Preeclampsia shares common pathways with cardiovascular diseases. Pravastatin is a water soluble member of the statin family drugs, and does not cross the placenta. Our objective was to investigate the effect of pravastatin on the altered vascular function in a mouse model of preeclampsia induced by overexpression of sFlt-1.
At day (d) 8 of gestation, CD-1 mice were randomly allocated to injection of the adenovirus carrying Flt-1 (109 PFU) or mFc control (109 PFU) via the tail vein. Thereafter the pregnant mice were assigned to randomly receive pravastatin (Pra, 5 mg/kg/day dissolved in drinking water) or control; resulting in 4 groups: sFlt, sFlt-Pra, mFc and mFc-Pra. Mice were sacrificed at d18, and 2 mm segments of carotid artery were mounted in a wire myograph for isometric tension recording. Concentration-response (10−10M-10−5M) curves to acetylcholine (Ach), sodium nitroprusside (SNP), phenylephrine (PE) with or without L-NAME, and thromboxane A2 (TxA2) were obtained. Kruskal-Wallis and Mann-Whitney tests were used for statistical analysis.

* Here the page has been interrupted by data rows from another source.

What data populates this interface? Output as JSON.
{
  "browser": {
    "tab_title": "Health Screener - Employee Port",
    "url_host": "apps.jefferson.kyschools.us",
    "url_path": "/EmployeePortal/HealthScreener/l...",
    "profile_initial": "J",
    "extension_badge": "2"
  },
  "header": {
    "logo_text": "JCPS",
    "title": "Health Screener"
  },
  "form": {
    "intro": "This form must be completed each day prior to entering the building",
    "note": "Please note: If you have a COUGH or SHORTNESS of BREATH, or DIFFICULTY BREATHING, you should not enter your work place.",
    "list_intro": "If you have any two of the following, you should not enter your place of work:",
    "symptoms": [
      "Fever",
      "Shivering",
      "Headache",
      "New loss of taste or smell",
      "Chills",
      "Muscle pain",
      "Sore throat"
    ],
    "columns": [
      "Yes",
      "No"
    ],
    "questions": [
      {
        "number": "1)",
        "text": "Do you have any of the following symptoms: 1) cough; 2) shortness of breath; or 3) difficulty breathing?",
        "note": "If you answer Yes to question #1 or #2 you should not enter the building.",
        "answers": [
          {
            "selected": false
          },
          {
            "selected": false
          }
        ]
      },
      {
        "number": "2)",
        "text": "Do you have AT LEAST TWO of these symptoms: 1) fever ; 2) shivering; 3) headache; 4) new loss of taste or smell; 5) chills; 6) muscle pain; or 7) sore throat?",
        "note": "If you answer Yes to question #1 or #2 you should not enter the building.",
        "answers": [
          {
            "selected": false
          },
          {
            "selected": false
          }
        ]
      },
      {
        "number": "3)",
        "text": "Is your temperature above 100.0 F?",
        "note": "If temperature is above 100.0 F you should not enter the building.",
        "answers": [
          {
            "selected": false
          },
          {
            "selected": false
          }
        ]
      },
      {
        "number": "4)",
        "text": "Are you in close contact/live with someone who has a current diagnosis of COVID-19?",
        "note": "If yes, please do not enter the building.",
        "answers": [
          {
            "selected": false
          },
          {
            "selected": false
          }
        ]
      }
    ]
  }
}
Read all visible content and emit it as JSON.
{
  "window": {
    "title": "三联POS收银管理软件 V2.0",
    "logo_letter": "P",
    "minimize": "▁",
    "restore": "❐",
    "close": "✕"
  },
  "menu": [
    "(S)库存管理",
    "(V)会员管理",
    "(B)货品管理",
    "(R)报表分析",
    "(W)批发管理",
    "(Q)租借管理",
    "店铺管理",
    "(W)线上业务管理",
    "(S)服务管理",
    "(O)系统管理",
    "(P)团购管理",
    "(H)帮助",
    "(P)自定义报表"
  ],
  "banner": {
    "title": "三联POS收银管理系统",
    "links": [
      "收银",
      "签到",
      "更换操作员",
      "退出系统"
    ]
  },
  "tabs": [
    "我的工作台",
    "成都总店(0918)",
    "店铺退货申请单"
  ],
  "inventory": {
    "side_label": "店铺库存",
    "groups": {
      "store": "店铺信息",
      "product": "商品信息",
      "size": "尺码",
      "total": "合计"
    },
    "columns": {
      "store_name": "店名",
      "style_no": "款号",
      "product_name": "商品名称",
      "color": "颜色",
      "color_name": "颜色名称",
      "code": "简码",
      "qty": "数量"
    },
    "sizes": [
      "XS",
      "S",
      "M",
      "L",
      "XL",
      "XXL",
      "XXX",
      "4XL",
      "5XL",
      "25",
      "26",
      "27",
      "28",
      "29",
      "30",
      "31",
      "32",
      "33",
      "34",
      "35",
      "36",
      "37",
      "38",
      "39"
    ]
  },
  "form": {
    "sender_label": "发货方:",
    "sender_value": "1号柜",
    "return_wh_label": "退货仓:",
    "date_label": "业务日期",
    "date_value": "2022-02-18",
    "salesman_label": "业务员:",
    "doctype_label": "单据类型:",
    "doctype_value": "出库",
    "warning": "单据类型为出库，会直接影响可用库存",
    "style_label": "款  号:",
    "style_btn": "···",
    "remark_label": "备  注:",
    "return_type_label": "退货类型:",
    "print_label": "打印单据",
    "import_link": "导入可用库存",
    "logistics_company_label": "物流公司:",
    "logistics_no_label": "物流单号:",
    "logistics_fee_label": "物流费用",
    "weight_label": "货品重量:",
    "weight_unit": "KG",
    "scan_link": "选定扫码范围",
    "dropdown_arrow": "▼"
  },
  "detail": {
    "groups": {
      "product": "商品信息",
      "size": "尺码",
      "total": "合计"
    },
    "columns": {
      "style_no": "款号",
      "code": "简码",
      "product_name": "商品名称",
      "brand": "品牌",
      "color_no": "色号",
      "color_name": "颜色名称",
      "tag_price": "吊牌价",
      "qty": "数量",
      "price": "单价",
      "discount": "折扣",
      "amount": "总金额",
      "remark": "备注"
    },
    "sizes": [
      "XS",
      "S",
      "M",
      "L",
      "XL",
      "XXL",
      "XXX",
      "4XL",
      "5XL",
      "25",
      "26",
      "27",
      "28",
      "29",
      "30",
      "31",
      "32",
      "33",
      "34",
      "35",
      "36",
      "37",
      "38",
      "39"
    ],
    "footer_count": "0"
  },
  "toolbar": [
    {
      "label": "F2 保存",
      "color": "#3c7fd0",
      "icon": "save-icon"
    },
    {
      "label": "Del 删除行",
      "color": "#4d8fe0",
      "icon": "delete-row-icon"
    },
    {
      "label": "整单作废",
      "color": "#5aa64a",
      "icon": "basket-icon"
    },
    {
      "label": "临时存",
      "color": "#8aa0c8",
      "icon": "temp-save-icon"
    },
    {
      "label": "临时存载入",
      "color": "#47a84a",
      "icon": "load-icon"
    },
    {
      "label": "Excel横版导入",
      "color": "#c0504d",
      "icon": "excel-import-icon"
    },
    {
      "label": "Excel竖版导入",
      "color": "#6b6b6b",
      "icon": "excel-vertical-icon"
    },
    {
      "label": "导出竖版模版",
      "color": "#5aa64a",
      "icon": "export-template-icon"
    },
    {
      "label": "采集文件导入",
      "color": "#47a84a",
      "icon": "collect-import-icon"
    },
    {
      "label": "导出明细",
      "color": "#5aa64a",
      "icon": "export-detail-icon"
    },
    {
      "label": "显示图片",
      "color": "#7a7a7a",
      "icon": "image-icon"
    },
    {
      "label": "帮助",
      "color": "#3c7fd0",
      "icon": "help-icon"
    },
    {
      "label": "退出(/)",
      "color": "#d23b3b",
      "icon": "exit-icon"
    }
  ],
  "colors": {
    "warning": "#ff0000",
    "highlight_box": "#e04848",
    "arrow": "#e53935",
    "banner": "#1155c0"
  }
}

sFlt-Pra mice had significantly lower contractile responses to PE compared to sFlt mice (max response 42.2±8.8 vs. 137.4±27.7, p=0.03) but not significantly different from the mFc group (p=0.23). The difference became non-significant with the addition of L-NAME. sFlt-Pra had a trend towards improved contractile responses to TxA2 compared to sFlt (p=0.06). The vasorelaxant responses to Ach were significantly higher in mFc-Pra compared to mFc (p=0.004) and sFlt (p<0.001). The responses to SNP were not significantly different. Plasma sFlt-1 levels were not different at baseline (d8), but were significantly lower in sFlt-Pra compared to sFlt at d18 (59.4±4.8 vs. 102.6±6.7 ng/ml; p=0.03) and similar to mFc control (p=0.52).
Administration of pravastatin to pregnant mice destined to develop preeclampsia ameliorates their vascular phenotype by decreasing the production of sFlt-1. Evaluation of statins for the prevention of the cardiovascular abnormalities of preeclampsia should be considered.